Yamaha Motor India is taking a distinct approach amidst India’s push towards greener mobility solutions. While the nation sets ambitious targets for electric vehicle adoption by 2030, Yamaha is steering towards ethanol-based flex fuels as a key component of its emissions reduction strategy.
Eishin Chihana, Chairman of Yamaha Motor India, outlined the company’s vision, emphasising a comprehensive approach to cleaner emissions technologies. Despite forecasts suggesting a 20% adoption rate for electric scooters by the end of the decade, Yamaha remains cautious, citing the current market share of electric scooters at 5-6%.
In contrast to calls for full electrification of two and three-wheeler segments by 2030, Yamaha advocates for technologies like ethanol-blended fuels to achieve emission targets. The company acknowledges obstacles hindering rapid EV adoption, including consumer behavior and infrastructure challenges.
Yamaha plans to introduce two EV models by 2030, acknowledging the limited but growing demand for electric scooters. However, the company’s primary focus remains on enhancing its premium motorcycle strategy and distribution network.
Flex fuel options, particularly E85, are central to Yamaha’s emissions reduction strategy. This approach aligns with the global trend towards sustainable fuels while addressing challenges associated with full electrification.

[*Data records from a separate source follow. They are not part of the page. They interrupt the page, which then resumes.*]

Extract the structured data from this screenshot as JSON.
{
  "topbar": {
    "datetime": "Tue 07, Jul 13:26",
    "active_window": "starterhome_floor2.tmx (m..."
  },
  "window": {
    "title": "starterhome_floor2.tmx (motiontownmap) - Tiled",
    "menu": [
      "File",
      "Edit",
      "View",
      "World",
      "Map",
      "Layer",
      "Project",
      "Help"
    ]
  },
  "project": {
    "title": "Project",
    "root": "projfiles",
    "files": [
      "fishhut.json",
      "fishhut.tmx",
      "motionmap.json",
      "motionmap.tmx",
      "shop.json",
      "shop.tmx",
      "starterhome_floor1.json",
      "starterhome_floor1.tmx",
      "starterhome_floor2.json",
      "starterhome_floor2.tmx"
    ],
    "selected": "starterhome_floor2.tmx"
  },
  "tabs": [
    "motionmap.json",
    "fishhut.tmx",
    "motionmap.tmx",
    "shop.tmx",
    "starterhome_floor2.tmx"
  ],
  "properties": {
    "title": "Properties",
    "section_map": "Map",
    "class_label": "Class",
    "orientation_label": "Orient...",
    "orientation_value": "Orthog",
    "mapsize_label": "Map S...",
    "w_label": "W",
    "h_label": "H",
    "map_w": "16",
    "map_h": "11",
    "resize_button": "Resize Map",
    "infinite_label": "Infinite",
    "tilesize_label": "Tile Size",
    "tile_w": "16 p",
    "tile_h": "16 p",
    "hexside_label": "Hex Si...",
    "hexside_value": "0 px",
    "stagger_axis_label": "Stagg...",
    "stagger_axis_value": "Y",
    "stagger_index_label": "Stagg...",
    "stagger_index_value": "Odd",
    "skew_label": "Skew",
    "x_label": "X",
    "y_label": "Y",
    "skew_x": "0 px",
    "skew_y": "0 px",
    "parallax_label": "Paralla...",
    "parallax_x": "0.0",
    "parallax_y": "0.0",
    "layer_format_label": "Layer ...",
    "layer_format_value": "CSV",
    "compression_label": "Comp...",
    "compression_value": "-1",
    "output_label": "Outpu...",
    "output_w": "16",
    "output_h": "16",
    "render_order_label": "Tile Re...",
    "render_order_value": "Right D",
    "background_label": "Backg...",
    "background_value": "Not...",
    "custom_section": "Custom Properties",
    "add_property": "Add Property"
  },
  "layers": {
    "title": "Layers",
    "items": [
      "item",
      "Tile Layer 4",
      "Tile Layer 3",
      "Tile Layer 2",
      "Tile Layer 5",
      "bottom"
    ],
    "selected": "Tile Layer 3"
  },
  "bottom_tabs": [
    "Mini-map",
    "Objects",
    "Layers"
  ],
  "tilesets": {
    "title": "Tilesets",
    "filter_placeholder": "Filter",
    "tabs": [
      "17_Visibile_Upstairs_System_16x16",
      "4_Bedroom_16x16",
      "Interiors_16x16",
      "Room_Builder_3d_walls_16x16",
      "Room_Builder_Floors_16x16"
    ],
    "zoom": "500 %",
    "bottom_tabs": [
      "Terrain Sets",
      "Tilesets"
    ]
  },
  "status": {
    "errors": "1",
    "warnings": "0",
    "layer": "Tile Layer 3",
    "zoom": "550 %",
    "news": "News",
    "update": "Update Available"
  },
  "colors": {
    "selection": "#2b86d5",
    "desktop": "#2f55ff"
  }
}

Chihana highlighted the importance of understanding consumer usage patterns, particularly for motorcycles, where daily mileage often exceeds that of electric scooters. Yamaha aims to cater to the preferences of urban, sporty motorcycle enthusiasts, particularly in the 125cc scooter and 150cc motorcycle segments.
Despite industry projections, Yamaha remains optimistic about its growth prospects, aiming for a 20% sales increase in 2024 over 2023. The company seeks to differentiate itself by targeting aspirational youngsters in urban and semi-urban regions.
While acknowledging the robust growth witnessed in the premium segment, Chihana attributed it to various factors, including improved semiconductor chip supplies. This growth underscores the potential of the premium segment to surpass initial projections.